Arabidopsis thaliana    A weedy mustard plant frequently used to study the growth and behavior of plants. It is so commonly used by plant scientists that it has come to be called the “lab rat” of green-plant studies.

bacterium (plural bacteria)  A single-celled organism. These dwell nearly everywhere on Earth, from the bottom of the sea to inside animals.

chemical      A substance formed from two or more atoms that unite (become bonded together) in a fixed proportion and structure. For example, water is a chemical made of two hydrogen atoms bonded to one oxygen atom. Its chemical symbol is H2O.

enzymes   Molecules made by living things to speed up chemical reactions.

gene   (adj. genetic) A segment of DNA that codes, or holds instructions, for producing a protein. Offspring inherit genes from their parents. Genes influence how an organism looks and behaves.

genetic  Having to do with chromosomes, DNA and the genes contained within DNA. The field of science dealing with these biological instructions is known as genetics. People who work in this field are geneticists.

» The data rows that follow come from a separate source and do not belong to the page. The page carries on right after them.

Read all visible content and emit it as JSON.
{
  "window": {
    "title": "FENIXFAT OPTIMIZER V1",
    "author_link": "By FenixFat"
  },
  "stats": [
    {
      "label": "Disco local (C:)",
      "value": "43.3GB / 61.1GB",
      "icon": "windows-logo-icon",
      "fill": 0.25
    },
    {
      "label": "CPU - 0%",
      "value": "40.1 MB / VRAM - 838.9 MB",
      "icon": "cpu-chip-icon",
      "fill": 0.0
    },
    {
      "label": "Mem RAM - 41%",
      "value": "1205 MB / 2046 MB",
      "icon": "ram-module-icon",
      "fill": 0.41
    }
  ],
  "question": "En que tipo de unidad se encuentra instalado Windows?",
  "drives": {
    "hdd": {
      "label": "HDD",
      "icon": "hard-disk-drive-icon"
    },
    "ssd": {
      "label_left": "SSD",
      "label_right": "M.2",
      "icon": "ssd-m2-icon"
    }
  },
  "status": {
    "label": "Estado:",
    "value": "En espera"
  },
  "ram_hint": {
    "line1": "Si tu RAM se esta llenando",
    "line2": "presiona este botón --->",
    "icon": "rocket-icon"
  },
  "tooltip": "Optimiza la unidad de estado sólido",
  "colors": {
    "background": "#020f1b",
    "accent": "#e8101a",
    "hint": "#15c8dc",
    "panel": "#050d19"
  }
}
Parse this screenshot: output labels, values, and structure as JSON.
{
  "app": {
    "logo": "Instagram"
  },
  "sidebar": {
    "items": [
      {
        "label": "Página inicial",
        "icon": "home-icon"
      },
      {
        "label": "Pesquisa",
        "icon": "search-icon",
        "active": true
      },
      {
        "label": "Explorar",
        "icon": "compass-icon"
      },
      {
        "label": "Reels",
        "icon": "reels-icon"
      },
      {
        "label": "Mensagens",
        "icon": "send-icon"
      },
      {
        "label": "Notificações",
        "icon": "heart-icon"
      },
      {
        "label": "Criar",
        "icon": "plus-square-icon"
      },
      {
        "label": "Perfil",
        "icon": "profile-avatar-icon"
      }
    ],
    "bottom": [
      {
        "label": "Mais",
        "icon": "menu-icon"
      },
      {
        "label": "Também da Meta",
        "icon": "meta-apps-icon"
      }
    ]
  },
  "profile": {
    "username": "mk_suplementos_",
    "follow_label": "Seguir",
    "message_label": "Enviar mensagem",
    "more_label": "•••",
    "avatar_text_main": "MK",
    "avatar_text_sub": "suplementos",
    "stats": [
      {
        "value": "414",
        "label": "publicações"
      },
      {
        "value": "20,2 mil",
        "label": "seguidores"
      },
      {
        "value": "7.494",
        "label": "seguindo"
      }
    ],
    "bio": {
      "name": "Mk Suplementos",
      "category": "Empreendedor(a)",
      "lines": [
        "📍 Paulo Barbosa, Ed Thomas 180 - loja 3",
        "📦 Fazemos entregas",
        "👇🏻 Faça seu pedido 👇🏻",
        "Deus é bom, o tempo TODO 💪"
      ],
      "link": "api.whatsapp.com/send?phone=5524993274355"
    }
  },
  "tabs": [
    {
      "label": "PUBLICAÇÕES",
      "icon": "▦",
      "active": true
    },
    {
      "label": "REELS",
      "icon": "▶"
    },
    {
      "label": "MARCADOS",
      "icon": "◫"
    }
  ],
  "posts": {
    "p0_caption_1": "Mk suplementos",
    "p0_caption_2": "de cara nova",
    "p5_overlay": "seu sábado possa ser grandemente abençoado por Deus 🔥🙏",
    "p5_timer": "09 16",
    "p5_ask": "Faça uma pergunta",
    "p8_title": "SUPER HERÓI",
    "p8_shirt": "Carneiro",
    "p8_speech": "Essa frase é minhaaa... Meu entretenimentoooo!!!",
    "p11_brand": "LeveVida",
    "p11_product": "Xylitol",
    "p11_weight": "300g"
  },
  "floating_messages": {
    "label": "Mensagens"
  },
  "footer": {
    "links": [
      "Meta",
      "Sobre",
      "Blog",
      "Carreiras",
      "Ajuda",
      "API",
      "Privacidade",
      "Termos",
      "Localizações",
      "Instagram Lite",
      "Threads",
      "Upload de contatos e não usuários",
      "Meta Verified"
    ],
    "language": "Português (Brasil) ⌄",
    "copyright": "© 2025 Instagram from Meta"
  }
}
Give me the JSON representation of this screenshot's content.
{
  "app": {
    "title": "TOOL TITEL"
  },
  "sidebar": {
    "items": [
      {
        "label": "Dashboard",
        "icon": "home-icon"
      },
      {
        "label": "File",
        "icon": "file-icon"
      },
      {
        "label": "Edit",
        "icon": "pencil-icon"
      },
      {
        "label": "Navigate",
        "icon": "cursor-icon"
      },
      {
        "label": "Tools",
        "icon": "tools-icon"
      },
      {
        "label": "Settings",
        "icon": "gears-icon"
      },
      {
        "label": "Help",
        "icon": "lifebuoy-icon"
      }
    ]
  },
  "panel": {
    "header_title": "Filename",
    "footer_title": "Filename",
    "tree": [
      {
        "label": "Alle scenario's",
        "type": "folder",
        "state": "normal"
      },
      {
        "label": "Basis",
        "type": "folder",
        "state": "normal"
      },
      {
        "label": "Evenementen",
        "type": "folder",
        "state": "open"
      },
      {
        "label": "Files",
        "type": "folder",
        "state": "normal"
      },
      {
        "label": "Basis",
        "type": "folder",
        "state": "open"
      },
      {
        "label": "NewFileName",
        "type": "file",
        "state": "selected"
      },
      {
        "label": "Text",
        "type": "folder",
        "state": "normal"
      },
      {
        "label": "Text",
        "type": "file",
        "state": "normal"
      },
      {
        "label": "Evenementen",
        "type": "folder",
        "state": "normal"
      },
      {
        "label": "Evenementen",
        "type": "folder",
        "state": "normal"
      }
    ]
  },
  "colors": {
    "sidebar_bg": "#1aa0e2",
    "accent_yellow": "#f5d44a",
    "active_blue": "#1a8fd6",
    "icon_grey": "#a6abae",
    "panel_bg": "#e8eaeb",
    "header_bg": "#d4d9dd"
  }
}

genetic engineering  The direct manipulation of an organism’s genome. In this process, genes can be removed, disabled so that they no longer function, or added after being taken from other organisms. Genetic engineering can be used to create organisms that produce medicines, or crops that grow better under challenging conditions such as dry weather, hot temperatures or salty soils.

hydrocarbon  Any of a range of large molecules created by chemically bound carbon and hydrogen atoms. Crude oil, for example, is a naturally occurring mix of many hydrocarbons.

microbe  Short for microorganism.

microorganism  A living thing that is too small to see with the unaided eye, including bacteria, some fungi and many other organisms such as amoebas. Most consist of a single cell.

polycyclic aromatic hydrocarbons (or PAHs)  A family of combustion byproducts, many of which are quite toxic.

toxic  Poisonous or able to harm or kill cells, tissues or whole organisms. The measure of risk posed by such a poison is its toxicity.

transgenic  An organism that has had genetic material from an unrelated organism added to it.